The findings of the study by the Wildlife Conservation Society have been published in the international scientific journal ‘PLoS One’.— Photo: M.A. Sriram

A new scientific study on elephants in the Western Ghats landscape has indicated that their distribution was limited by human disturbance more than ecological factors.

The study was carried out by the Wildlife Conservation Society (WCS), India Programme, which said that human footprint limits elephant distribution in the Western Ghats.

A WCS release said it found that human presence played a key role in determining where elephants were found, much more than environmental attributes.

Devcharan Jathanna, lead author of the study, said only 64 per cent of the 21,000 km2 of the ‘elephant habitat’ in the landscape was occupied by elephants. The study underscores the need for strict regulations to secure this critical landscape. The WCS said the research establishes a reliable protocol to study elephant distribution - one that can be used by governmental and non-governmental agencies engaged in elephant conservation throughout their range.

The study was conducted by Devcharan Jathanna, K. Ullas Karanth, N. Samba Kumar, Krithi K. Karanth and Varun R. Goswami of WCS India. who mapped elephant distribution across the 38,000 km2 Malnad landscape. The paper was published in the international scientific journal “PLoS One”, the release added. Underlining the importance of the study, the authors said across India, little reliable information exists on the status of the Asian elephant populations. “Without accurate information on elephant spatial distribution or population size, it is impossible to effectively conserve the species, particularly in the face of increasing habitat loss, conflict with humans and poaching”, according to the WCS.

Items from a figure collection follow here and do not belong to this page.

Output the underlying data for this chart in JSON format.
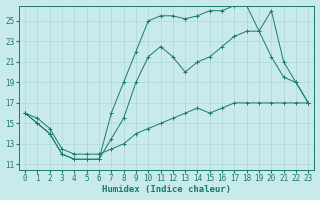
{
  "xlabel": "Humidex (Indice chaleur)",
  "bg_color": "#c9eaea",
  "grid_color": "#afd6d6",
  "line_color": "#1a7a6a",
  "xlim": [
    -0.5,
    23.5
  ],
  "ylim": [
    10.5,
    26.5
  ],
  "xticks": [
    0,
    1,
    2,
    3,
    4,
    5,
    6,
    7,
    8,
    9,
    10,
    11,
    12,
    13,
    14,
    15,
    16,
    17,
    18,
    19,
    20,
    21,
    22,
    23
  ],
  "yticks": [
    11,
    13,
    15,
    17,
    19,
    21,
    23,
    25
  ],
  "line1_x": [
    0,
    1,
    2,
    3,
    4,
    5,
    6,
    7,
    8,
    9,
    10,
    11,
    12,
    13,
    14,
    15,
    16,
    17,
    18,
    19,
    20,
    21,
    22,
    23
  ],
  "line1_y": [
    16,
    15,
    14,
    12,
    11.5,
    11.5,
    11.5,
    16,
    19,
    22,
    25,
    25.5,
    25.5,
    25.2,
    25.5,
    26,
    26,
    26.5,
    26.5,
    24,
    26,
    21,
    19,
    17
  ],
  "line2_x": [
    0,
    1,
    2,
    3,
    4,
    5,
    6,
    7,
    8,
    9,
    10,
    11,
    12,
    13,
    14,
    15,
    16,
    17,
    18,
    19,
    20,
    21,
    22,
    23
  ],
  "line2_y": [
    16,
    15,
    14,
    12,
    11.5,
    11.5,
    11.5,
    13.5,
    15.5,
    19,
    21.5,
    22.5,
    21.5,
    20,
    21,
    21.5,
    22.5,
    23.5,
    24,
    24,
    21.5,
    19.5,
    19,
    17
  ],
  "line3_x": [
    0,
    1,
    2,
    3,
    4,
    5,
    6,
    7,
    8,
    9,
    10,
    11,
    12,
    13,
    14,
    15,
    16,
    17,
    18,
    19,
    20,
    21,
    22,
    23
  ],
  "line3_y": [
    16,
    15.5,
    14.5,
    12.5,
    12,
    12,
    12,
    12.5,
    13,
    14,
    14.5,
    15,
    15.5,
    16,
    16.5,
    16,
    16.5,
    17,
    17,
    17,
    17,
    17,
    17,
    17
  ]
}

Ullas Karanth, Director for Science – Asia, WCS, and co-author of the study, said the methodology was a vast improvement over the earlier methods and was easily applicable over large landscapes in addition to being reliable.

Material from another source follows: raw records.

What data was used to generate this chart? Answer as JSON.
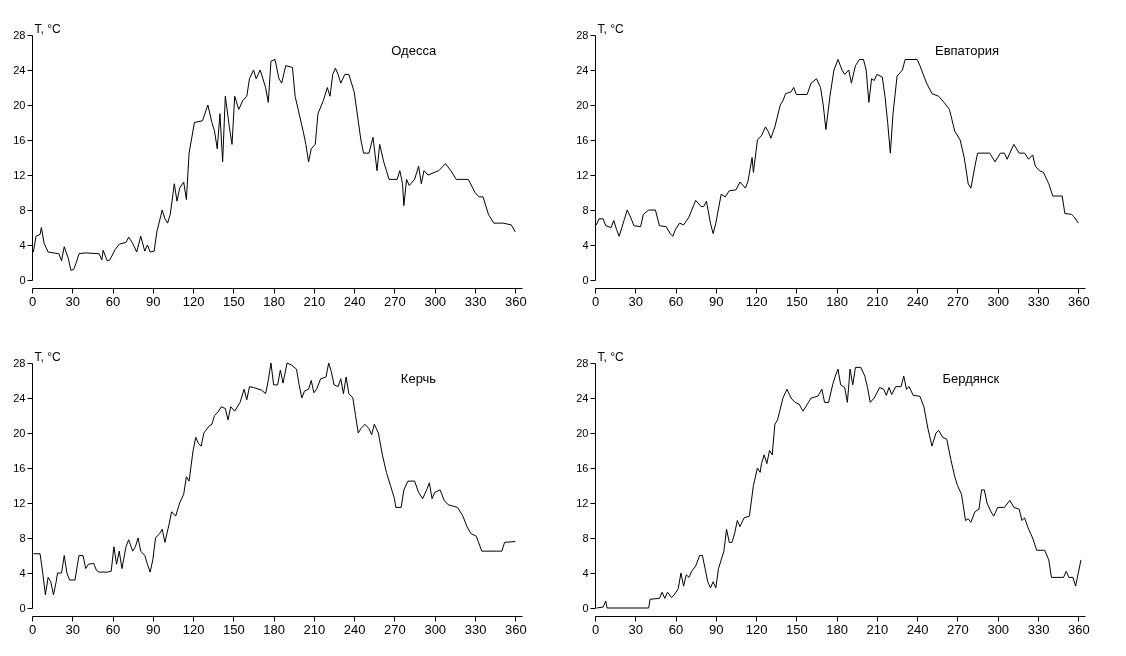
{
  "chart_data": [
    {
      "type": "line",
      "title": "Одесса",
      "ylabel": "T, °C",
      "color": "#000000",
      "xlim": [
        0,
        365
      ],
      "xticks": [
        0,
        30,
        60,
        90,
        120,
        150,
        180,
        210,
        240,
        270,
        300,
        330,
        360
      ],
      "ylim": [
        0,
        28
      ],
      "yticks": [
        0,
        4,
        8,
        12,
        16,
        20,
        24,
        28
      ],
      "x": [
        1,
        3,
        6,
        7,
        9,
        12,
        20,
        22,
        24,
        27,
        29,
        31,
        33,
        35,
        40,
        50,
        52,
        53,
        56,
        58,
        62,
        65,
        70,
        72,
        75,
        78,
        81,
        84,
        86,
        88,
        91,
        93,
        97,
        99,
        101,
        103,
        106,
        108,
        110,
        113,
        115,
        117,
        121,
        127,
        131,
        134,
        136,
        138,
        140,
        142,
        144,
        147,
        149,
        151,
        154,
        157,
        160,
        162,
        165,
        167,
        170,
        174,
        176,
        178,
        181,
        184,
        186,
        189,
        194,
        196,
        199,
        202,
        204,
        206,
        208,
        211,
        213,
        217,
        220,
        222,
        224,
        226,
        228,
        230,
        233,
        236,
        240,
        245,
        247,
        251,
        254,
        257,
        259,
        262,
        264,
        266,
        272,
        274,
        276,
        277,
        279,
        281,
        285,
        288,
        290,
        292,
        295,
        303,
        308,
        312,
        316,
        325,
        330,
        333,
        336,
        340,
        344,
        351,
        357,
        360
      ],
      "values": [
        3.2,
        5,
        5.2,
        6,
        4.2,
        3.2,
        3,
        2.2,
        3.8,
        2.5,
        1.1,
        1.2,
        2,
        3,
        3.1,
        3,
        2.3,
        3.4,
        2.2,
        2.3,
        3.5,
        4.1,
        4.3,
        4.9,
        4.2,
        3.2,
        5,
        3.3,
        4,
        3.2,
        3.3,
        5.5,
        8,
        7,
        6.5,
        7.5,
        11,
        9,
        10.5,
        11.2,
        9.2,
        14.5,
        18,
        18.2,
        20,
        18,
        17,
        15,
        19,
        13.5,
        21,
        17.5,
        15.5,
        21,
        19.5,
        20.5,
        21,
        23,
        24,
        23,
        24,
        22,
        20.3,
        25,
        25.2,
        23,
        22.5,
        24.5,
        24.3,
        21,
        19,
        17,
        15.5,
        13.5,
        15,
        15.5,
        19,
        20.5,
        22,
        21,
        23.5,
        24.2,
        23.5,
        22.5,
        23.5,
        23.5,
        21.5,
        16,
        14.5,
        14.5,
        16.3,
        12.5,
        15.5,
        13.5,
        12.5,
        11.5,
        11.5,
        12.5,
        11,
        8.5,
        11.5,
        10.8,
        11.5,
        13,
        11,
        12.5,
        12,
        12.5,
        13.3,
        12.5,
        11.5,
        11.5,
        10,
        9.5,
        9.5,
        7.5,
        6.5,
        6.5,
        6.3,
        5.5
      ]
    },
    {
      "type": "line",
      "title": "Евпатория",
      "ylabel": "T, °C",
      "color": "#000000",
      "xlim": [
        0,
        365
      ],
      "xticks": [
        0,
        30,
        60,
        90,
        120,
        150,
        180,
        210,
        240,
        270,
        300,
        330,
        360
      ],
      "ylim": [
        0,
        28
      ],
      "yticks": [
        0,
        4,
        8,
        12,
        16,
        20,
        24,
        28
      ],
      "x": [
        1,
        3,
        6,
        8,
        12,
        14,
        16,
        18,
        20,
        22,
        24,
        27,
        29,
        34,
        36,
        40,
        45,
        48,
        53,
        56,
        58,
        60,
        63,
        66,
        70,
        75,
        79,
        81,
        83,
        86,
        88,
        90,
        94,
        97,
        100,
        105,
        108,
        112,
        114,
        117,
        118,
        121,
        124,
        127,
        129,
        131,
        134,
        138,
        140,
        142,
        146,
        148,
        150,
        158,
        161,
        165,
        168,
        170,
        172,
        175,
        178,
        181,
        184,
        186,
        189,
        191,
        194,
        197,
        200,
        202,
        204,
        206,
        208,
        210,
        214,
        216,
        218,
        220,
        222,
        225,
        229,
        231,
        240,
        242,
        247,
        251,
        256,
        260,
        264,
        268,
        272,
        275,
        278,
        280,
        283,
        285,
        294,
        298,
        302,
        305,
        307,
        309,
        312,
        316,
        320,
        323,
        326,
        328,
        331,
        334,
        338,
        341,
        348,
        350,
        355,
        357,
        360
      ],
      "values": [
        6.3,
        7,
        7,
        6.2,
        6,
        6.8,
        5.8,
        5,
        6,
        7,
        8,
        7,
        6.2,
        6.1,
        7.5,
        8,
        8,
        6.2,
        6.1,
        5.3,
        5,
        5.8,
        6.5,
        6.3,
        7.2,
        9.1,
        8.4,
        8.4,
        9,
        6.5,
        5.3,
        6.5,
        9.8,
        9.5,
        10.2,
        10.3,
        11.2,
        10.5,
        11.3,
        14,
        12.3,
        16,
        16.5,
        17.5,
        17,
        16.2,
        17.5,
        20,
        20.5,
        21.3,
        21.5,
        22,
        21.2,
        21.2,
        22.5,
        23,
        22,
        20,
        17.2,
        21,
        24,
        25.2,
        24,
        23.5,
        24,
        22.5,
        24.5,
        25.2,
        25.2,
        24,
        20.3,
        23,
        22.8,
        23.5,
        23.2,
        21,
        18,
        14.5,
        19,
        23.3,
        24,
        25.2,
        25.2,
        24.5,
        22.5,
        21.3,
        21,
        20.3,
        19.5,
        17,
        16,
        14,
        11,
        10.5,
        13,
        14.5,
        14.5,
        13.5,
        14.5,
        14.5,
        13.8,
        14.5,
        15.5,
        14.5,
        14.5,
        13.8,
        14.3,
        13,
        12.5,
        12.3,
        11,
        9.6,
        9.6,
        7.6,
        7.5,
        7.2,
        6.5
      ]
    },
    {
      "type": "line",
      "title": "Керчь",
      "ylabel": "T, °C",
      "color": "#000000",
      "xlim": [
        0,
        365
      ],
      "xticks": [
        0,
        30,
        60,
        90,
        120,
        150,
        180,
        210,
        240,
        270,
        300,
        330,
        360
      ],
      "ylim": [
        0,
        28
      ],
      "yticks": [
        0,
        4,
        8,
        12,
        16,
        20,
        24,
        28
      ],
      "x": [
        1,
        6,
        8,
        10,
        12,
        14,
        16,
        18,
        19,
        22,
        24,
        26,
        28,
        32,
        35,
        38,
        40,
        42,
        46,
        48,
        50,
        56,
        59,
        61,
        63,
        65,
        67,
        70,
        72,
        75,
        77,
        79,
        81,
        84,
        86,
        88,
        90,
        92,
        95,
        97,
        99,
        102,
        104,
        107,
        110,
        113,
        115,
        117,
        120,
        122,
        124,
        126,
        128,
        132,
        134,
        136,
        139,
        141,
        144,
        146,
        148,
        151,
        155,
        158,
        160,
        162,
        165,
        171,
        174,
        176,
        178,
        180,
        183,
        185,
        187,
        190,
        193,
        197,
        199,
        201,
        203,
        206,
        208,
        210,
        212,
        215,
        219,
        221,
        223,
        225,
        228,
        230,
        232,
        234,
        236,
        239,
        241,
        243,
        245,
        248,
        251,
        253,
        255,
        258,
        261,
        264,
        267,
        270,
        271,
        275,
        277,
        280,
        285,
        288,
        291,
        294,
        296,
        298,
        300,
        304,
        307,
        310,
        317,
        321,
        324,
        327,
        331,
        335,
        346,
        350,
        352,
        360
      ],
      "values": [
        6.2,
        6.2,
        4,
        1.5,
        3.5,
        3,
        1.5,
        3,
        4,
        4,
        6,
        4,
        3.2,
        3.2,
        6,
        6,
        4.5,
        5,
        5.1,
        4.3,
        4.1,
        4.1,
        4.2,
        7,
        5,
        6.5,
        4.5,
        7,
        7.8,
        6.5,
        7,
        8,
        6.5,
        6,
        5,
        4.1,
        5.5,
        8,
        8.5,
        9,
        7.5,
        9.5,
        11,
        10.5,
        12,
        13,
        15,
        14.5,
        18,
        19.5,
        18.8,
        18.5,
        20,
        20.8,
        21,
        22,
        22.5,
        23,
        22.8,
        21.5,
        23,
        22.5,
        23.5,
        25,
        23.8,
        25.3,
        25.2,
        24.9,
        24.5,
        26,
        28,
        25.5,
        25.5,
        27.2,
        25.7,
        28,
        27.8,
        27.3,
        25.5,
        24,
        24.8,
        25,
        26,
        24.6,
        25,
        26.2,
        26.4,
        28,
        27,
        25.5,
        25.3,
        26.2,
        24.5,
        26.4,
        24.5,
        24,
        22,
        20,
        20.5,
        21,
        20.5,
        19.8,
        21,
        20,
        17.5,
        15.5,
        14,
        12.5,
        11.5,
        11.5,
        13.5,
        14.5,
        14.5,
        13.2,
        12.5,
        13.5,
        14.3,
        12.5,
        13.2,
        13.5,
        12.3,
        11.8,
        11.5,
        10.5,
        9.3,
        8.5,
        8.2,
        6.5,
        6.5,
        6.5,
        7.5,
        7.6
      ]
    },
    {
      "type": "line",
      "title": "Бердянск",
      "ylabel": "T, °C",
      "color": "#000000",
      "xlim": [
        0,
        365
      ],
      "xticks": [
        0,
        30,
        60,
        90,
        120,
        150,
        180,
        210,
        240,
        270,
        300,
        330,
        360
      ],
      "ylim": [
        0,
        28
      ],
      "yticks": [
        0,
        4,
        8,
        12,
        16,
        20,
        24,
        28
      ],
      "x": [
        1,
        6,
        8,
        9,
        20,
        35,
        40,
        41,
        48,
        50,
        52,
        54,
        57,
        59,
        62,
        64,
        66,
        68,
        70,
        72,
        75,
        78,
        80,
        82,
        84,
        86,
        88,
        90,
        92,
        96,
        98,
        100,
        102,
        104,
        106,
        108,
        111,
        115,
        118,
        121,
        123,
        124,
        126,
        128,
        130,
        132,
        134,
        136,
        140,
        143,
        146,
        149,
        152,
        155,
        157,
        161,
        166,
        169,
        171,
        174,
        177,
        179,
        181,
        183,
        186,
        188,
        190,
        192,
        194,
        198,
        201,
        203,
        205,
        208,
        212,
        215,
        217,
        219,
        221,
        224,
        228,
        230,
        232,
        234,
        237,
        242,
        245,
        248,
        251,
        254,
        256,
        259,
        262,
        265,
        268,
        270,
        273,
        276,
        278,
        280,
        283,
        286,
        288,
        290,
        292,
        295,
        297,
        300,
        305,
        309,
        312,
        316,
        318,
        320,
        323,
        326,
        329,
        335,
        338,
        340,
        349,
        351,
        353,
        356,
        358,
        360,
        362
      ],
      "values": [
        0,
        0.1,
        0.8,
        0,
        0,
        0,
        0,
        1,
        1.1,
        1.8,
        1.1,
        1.8,
        1.2,
        1.5,
        2.2,
        4,
        2.5,
        3.8,
        3.5,
        4.2,
        4.8,
        6,
        6,
        4.5,
        3,
        2.3,
        3,
        2.3,
        4.5,
        6.5,
        9,
        7.5,
        7.5,
        8.5,
        10,
        9.3,
        10.3,
        10.5,
        14,
        16,
        15.5,
        16.5,
        17.5,
        16.5,
        18,
        17.5,
        21,
        21.5,
        24,
        25,
        24,
        23.5,
        23.3,
        22.5,
        23,
        24,
        24.2,
        25,
        23.5,
        23.5,
        25.5,
        26.5,
        27.3,
        25.5,
        25.2,
        23.5,
        27.3,
        25.5,
        27.5,
        27.5,
        26.5,
        25.2,
        23.5,
        24,
        25.2,
        25,
        24.3,
        25.2,
        24.4,
        25.3,
        25.3,
        26.5,
        25,
        25.3,
        24.3,
        24.2,
        23,
        20.5,
        18.5,
        20,
        20.3,
        19.5,
        19.3,
        17,
        15,
        14,
        13,
        10,
        10.2,
        9.8,
        11,
        11.3,
        13.5,
        13.5,
        12,
        11,
        10.5,
        11.5,
        11.5,
        12.3,
        11.5,
        11.3,
        10,
        10.3,
        9,
        8,
        6.6,
        6.6,
        5.5,
        3.5,
        3.5,
        4.2,
        3.5,
        3.5,
        2.5,
        4,
        5.5
      ]
    }
  ]
}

Commenting on the implications of the study for conservation, the authors said the findings underscore the importance of limiting disturbances such as illegal hunting, cattle grazing, forest product and biomass extraction as well as habitat fragmentation arising from local and large-scale economic development. “Given that the landscape supports over 10.2 million people and is undergoing rapid economic growth, there is urgent need to provide more strictly protected enclaves for elephants across their distributional range in this landscape”, said the authors.